His predecessor, Virginia Raggi, also appeared very involved in the bid; not usually inclined towards such broad alliances, she was nonetheless appointed chair of the Capitol’s Expo Commission. Speaking before the vote, she said that choosing Rome would mean saying no “to a system, that of Riyadh, based on money basically, on economic power, on force. We stand in contrast to a regime in which civil and human rights are trampled.” Indeed, the awarding of the Expo represents a victory for Mohammed bin Salman’s regime, which, according to estimates by Amnesty International, has executed 112 people between January and October this year alone and continues to suppress all dissent and restrict women’s freedoms.

What went wrong, beyond the obvious factor of investment firepower? It’s certainly true that the Italian government seemed a little unenthusiastic as of late. Behind the facade of institutional collaboration and patriotic cheer – with Lazio Region President Francesco Rocca even announcing, to ward off all superstition, that if Rome won he would shave off his goatee on live TV – on Tuesday the absence of the Prime Minister in Paris was noticeable. Apparently, she first delegated the task to Undersecretary Maria Tripodi and then ended up sending Sports Minister Andrea Abodi to France.

If we try to compare the international network of relationships woven by Meloni during this year in government and the map of Tuesday’s vote, things don’t really add up. For example, Albania and Tunisia didn’t vote for Italy. Still on the subject of diplomacy, Israel announced the day before the vote that – against the spirit of the Abrahamic Accords – it would vote for Italy instead of the Saudis. But one has to wonder whether their endorsement (as a country waging war) didn’t hurt Rome after all.

The votes of some of the European representatives also went somewhere else, so much so that some have gone so far as to argue that Rome’s flop is a failure of Europe.

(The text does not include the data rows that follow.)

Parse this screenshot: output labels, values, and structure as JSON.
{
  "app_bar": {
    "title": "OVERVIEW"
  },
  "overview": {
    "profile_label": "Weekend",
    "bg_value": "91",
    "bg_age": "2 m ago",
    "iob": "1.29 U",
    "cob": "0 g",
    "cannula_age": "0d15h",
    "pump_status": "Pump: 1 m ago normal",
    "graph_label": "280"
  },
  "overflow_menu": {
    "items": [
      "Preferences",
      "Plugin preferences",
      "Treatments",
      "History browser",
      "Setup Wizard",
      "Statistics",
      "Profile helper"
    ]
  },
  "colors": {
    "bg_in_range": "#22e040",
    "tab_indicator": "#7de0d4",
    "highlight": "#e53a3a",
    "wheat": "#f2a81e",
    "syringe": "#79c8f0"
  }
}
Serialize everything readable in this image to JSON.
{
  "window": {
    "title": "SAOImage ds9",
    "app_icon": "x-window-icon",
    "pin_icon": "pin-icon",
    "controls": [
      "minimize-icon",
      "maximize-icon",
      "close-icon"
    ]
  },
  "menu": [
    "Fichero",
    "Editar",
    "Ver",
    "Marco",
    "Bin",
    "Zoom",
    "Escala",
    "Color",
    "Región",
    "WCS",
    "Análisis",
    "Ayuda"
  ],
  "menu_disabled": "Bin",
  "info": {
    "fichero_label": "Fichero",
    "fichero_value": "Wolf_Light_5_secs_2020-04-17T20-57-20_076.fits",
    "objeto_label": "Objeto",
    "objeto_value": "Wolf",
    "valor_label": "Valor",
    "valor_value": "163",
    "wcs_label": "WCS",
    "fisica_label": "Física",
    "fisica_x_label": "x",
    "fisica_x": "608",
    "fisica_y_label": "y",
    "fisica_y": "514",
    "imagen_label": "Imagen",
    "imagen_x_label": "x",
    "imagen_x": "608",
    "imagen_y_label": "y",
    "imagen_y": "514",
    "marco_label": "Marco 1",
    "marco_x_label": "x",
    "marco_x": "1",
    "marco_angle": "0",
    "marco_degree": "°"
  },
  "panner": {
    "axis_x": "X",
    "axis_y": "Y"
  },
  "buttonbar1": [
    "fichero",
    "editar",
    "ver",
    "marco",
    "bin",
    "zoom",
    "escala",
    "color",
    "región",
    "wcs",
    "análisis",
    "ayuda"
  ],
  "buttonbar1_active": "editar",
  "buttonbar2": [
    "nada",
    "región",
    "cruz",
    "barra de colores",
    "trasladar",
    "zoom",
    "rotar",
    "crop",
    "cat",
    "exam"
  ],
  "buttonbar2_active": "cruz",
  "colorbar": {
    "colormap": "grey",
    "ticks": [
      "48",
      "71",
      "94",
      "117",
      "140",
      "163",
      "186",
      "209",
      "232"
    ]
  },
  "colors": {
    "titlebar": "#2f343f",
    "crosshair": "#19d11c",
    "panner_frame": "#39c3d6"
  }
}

“Rome is the city that came out on top at the inspection stage,” said the mayor, “but here the BIE inspectors don’t get a vote, the ambassadors do.” In short, what Gualtieri euphemistically called “bilateral relations” referred to the persuasion work carried out by Saudi lobbyists with individual delegates. Ambassador Giampiero Massolo, chairman of the Rome Expo 2030 Committee, was more direct: he accused a “mercantile drift” in the awarding of the Expo bid.